Provide Means to Avoid the Collapse of Structures Scaffolds

Measures need to be taken by your employer to avoid the collapse of other structures, such as scaffolds, that could bury workers underneath them.

Anytime there is inadequate support, improper construction, or a shift in the components of a scaffold (including the base upon which the structure is built), there is danger of collapse. Cinder blocks or other similar materials should not be used to support a scaffold because they could be crushed.

OSHA standards require that scaffolds can only be erected, moved, dismantled or altered under the supervision of a competent person. The competent person selects and directs the workers who erect the scaffold. These workers must be trained by a competent person on correct procedures and hazards of scaffold erection.
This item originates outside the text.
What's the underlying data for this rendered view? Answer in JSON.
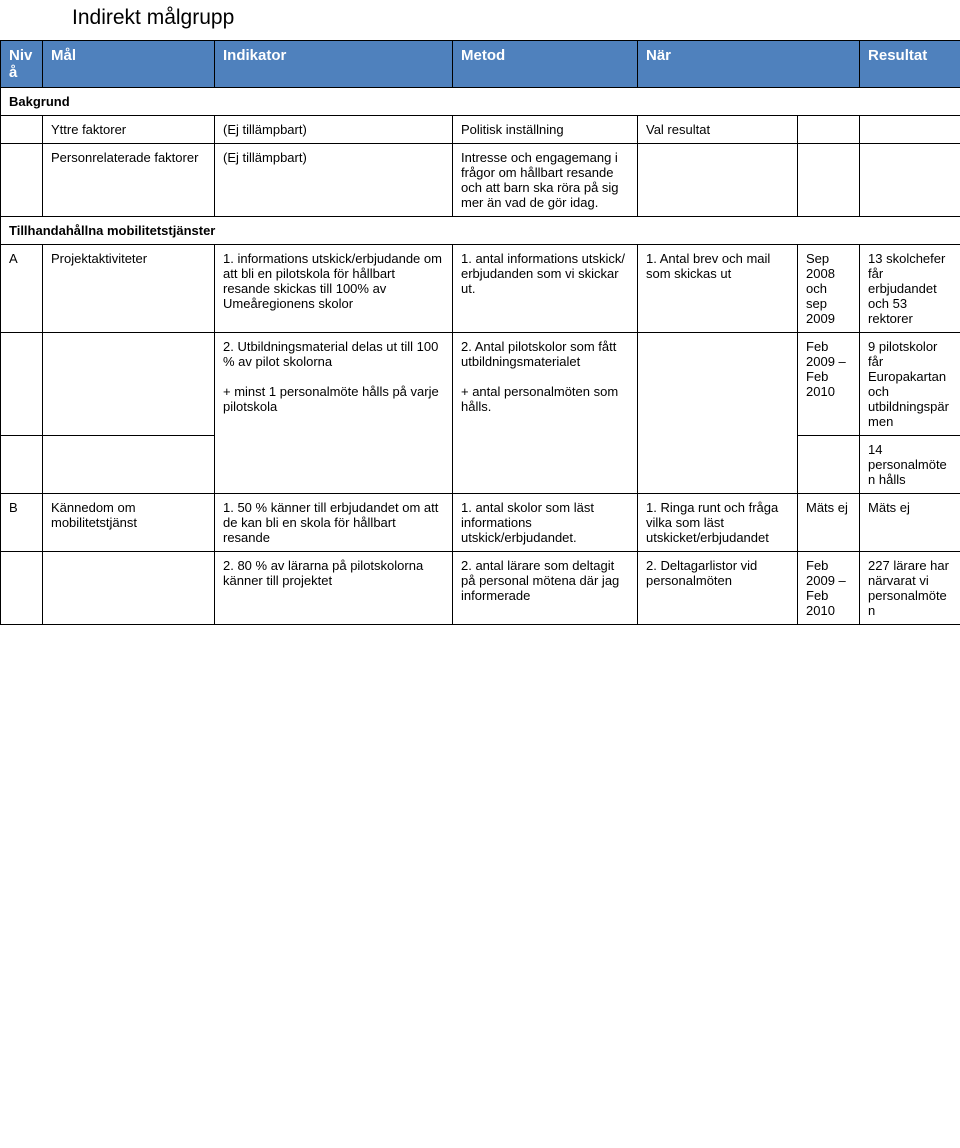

Provide Means to Avoid Workers' Being Crushed by Collapsing Walls During Demolition or Other Construction Activities

During demolition, any stand-alone wall that is more than one story must have lateral bracing, unless the wall was designed to be stand-alone and is otherwise in a safe condition to be self-supporting.

Jacks must have a firm foundation. If necessary, the base of a jack must be blocked or cribbed. After a load has been raised, it must be cribbed, blocked, or otherwise secured at once.

Designate a Competent Person

Your employer must designate a competent person for certain construction activities that may have caught-in or caught-between hazards:

  • Training for scaffold erection
  • Inspections of excavations, the adjacent areas, and protective systems
  • Engineering survey prior to demolition of a structure (and any adjacent structure where workers may be exposed) to determine the condition of the framing, floors, and walls, and possibility of unplanned collapse
  • Continuing inspections during demolition to detect hazards resulting from weakened or deteriorated floors, walls, or loosened material

Provide Training for Workers

OSHA requires your employer to train you to perform your job and use provided equipment safely.

To avoid caught-in or caught-between injuries, OSHA requires specific training for workers who are involved in erecting, disassembling, moving, operating, repairing, maintaining, or inspecting a scaffold.